A subcutaneous (say "sub-kyoo-TAY-nee-us") shot is an injection of medicine under the skin, but not in a muscle. Some medicines, such as insulin or the blood-thinner enoxaparin (Lovenox), are injected only under the skin. This type of shot is usually given in the belly or the thigh.

At first, you may be nervous about giving yourself a shot. But soon, giving the shot will become routine.

Follow-up care is a key part of your treatment and safety. Be sure to make and go to all appointments, and call your doctor or nurse call line if you are having problems. It's also a good idea to know your test results and keep a list of the medicines you take.
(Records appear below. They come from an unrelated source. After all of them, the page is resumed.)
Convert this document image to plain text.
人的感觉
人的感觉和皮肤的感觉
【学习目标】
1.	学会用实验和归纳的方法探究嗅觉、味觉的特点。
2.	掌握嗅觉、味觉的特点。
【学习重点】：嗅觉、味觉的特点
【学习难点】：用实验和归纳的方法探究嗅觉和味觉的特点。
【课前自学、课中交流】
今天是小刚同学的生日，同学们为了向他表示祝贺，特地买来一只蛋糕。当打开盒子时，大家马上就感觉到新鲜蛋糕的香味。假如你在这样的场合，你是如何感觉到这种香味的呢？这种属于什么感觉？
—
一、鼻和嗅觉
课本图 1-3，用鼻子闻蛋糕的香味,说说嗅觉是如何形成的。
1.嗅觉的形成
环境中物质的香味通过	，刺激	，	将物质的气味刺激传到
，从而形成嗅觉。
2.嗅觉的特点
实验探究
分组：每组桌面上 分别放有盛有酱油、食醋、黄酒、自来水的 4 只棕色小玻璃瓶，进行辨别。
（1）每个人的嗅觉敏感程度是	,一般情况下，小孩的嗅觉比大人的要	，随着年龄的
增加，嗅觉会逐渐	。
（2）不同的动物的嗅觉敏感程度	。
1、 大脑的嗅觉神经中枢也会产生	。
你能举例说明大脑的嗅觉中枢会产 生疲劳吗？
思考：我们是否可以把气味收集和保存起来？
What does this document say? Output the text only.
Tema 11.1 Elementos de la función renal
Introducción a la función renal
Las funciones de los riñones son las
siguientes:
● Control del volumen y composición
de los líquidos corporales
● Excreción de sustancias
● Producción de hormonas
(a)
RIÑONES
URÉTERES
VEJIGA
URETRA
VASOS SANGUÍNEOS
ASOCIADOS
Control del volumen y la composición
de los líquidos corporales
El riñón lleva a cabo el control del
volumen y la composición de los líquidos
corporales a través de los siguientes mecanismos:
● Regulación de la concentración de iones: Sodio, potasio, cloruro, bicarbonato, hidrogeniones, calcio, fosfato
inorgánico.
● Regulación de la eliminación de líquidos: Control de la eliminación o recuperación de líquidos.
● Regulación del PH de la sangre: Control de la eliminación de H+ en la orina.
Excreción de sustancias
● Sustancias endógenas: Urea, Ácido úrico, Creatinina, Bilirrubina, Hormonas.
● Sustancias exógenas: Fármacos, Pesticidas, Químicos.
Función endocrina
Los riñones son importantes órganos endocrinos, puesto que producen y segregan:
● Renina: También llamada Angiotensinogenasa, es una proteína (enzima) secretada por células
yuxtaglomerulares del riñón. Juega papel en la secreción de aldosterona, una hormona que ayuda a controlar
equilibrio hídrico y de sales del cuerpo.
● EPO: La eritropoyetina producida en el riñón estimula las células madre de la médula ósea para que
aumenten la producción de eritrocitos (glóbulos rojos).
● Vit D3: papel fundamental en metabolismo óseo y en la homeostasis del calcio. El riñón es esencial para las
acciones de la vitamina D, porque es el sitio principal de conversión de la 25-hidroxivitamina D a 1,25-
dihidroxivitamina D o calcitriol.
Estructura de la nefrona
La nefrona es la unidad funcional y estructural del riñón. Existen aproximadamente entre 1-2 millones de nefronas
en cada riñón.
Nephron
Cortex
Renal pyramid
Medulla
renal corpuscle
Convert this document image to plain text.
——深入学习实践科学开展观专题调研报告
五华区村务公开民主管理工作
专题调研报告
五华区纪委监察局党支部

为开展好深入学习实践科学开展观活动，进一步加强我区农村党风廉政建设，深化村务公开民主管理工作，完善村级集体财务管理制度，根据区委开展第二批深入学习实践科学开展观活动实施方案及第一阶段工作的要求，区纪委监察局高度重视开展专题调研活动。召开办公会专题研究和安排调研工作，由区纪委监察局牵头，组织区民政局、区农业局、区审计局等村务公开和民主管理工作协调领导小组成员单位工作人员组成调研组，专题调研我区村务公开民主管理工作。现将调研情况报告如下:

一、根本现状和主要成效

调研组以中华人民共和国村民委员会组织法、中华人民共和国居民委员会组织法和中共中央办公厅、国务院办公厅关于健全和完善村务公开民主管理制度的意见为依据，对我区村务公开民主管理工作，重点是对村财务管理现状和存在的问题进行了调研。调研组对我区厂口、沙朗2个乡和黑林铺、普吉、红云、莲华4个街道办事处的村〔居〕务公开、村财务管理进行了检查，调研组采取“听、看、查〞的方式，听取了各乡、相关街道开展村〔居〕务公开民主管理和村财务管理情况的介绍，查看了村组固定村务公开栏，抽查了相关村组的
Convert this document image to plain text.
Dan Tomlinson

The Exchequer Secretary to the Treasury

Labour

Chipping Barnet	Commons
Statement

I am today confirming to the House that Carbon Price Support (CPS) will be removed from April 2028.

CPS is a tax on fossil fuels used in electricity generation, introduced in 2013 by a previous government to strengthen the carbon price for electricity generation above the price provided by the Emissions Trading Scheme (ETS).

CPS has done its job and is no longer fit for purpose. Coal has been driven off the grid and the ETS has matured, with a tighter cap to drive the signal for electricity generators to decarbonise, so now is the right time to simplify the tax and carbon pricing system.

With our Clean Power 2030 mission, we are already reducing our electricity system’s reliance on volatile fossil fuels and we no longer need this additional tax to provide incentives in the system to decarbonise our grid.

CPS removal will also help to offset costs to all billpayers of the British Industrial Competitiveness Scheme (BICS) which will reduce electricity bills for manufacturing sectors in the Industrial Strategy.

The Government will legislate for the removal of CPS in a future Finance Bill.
How can you care for yourself at home?

Follow your health professional's instructions for where and how often to inject your medicine. Your nurse will show you how to give yourself the shot.

Giving the shot

  1. Gather your syringe (containing medicine) and an alcohol wipe or a cotton ball dipped in alcohol.
  2. Wash your hands with soap and running water. Dry them well.
  3. Choose a spot on your belly or thigh for the shot. A shot in the belly should be at least 5 centimetres off to the side of your belly button.
  4. Use alcohol to clean the skin before you give the shot. Let it dry.
  5. Remove the cap from the needle. Hold the syringe like a pencil close to the site, keeping your fingers off the plunger.
  6. Slightly pinch a fold of skin between your fingers and thumb of one hand.
  7. Most doctors recommend placing the syringe at a 90-degree angle to the shot site, standing straight up from the skin.
  8. Quickly push the needle all the way into the pinched-up fold of skin.
  9. Push the plunger of the syringe all the way in so the medicine goes into the fatty tissue.
  10. Be sure to hold the skin fold as you give the shot. This will help make sure that you don't inject the medicine into muscle.
  11. Take the needle out at the same angle that you inserted it. Let go of the skin fold.
  12. If you bleed a little, apply pressure over the shot area with your finger, a cotton ball, or a piece of gauze. To help avoid bruising, don't rub the area.
  13. Dispose of the needle safely. Don't use the same needle more than one time.
  14. Slightly change the spot where you give the shot each time you do it.

When should you call for help?

Watch closely for changes in your health, and be sure to contact your doctor or nurse call line if you have any problems.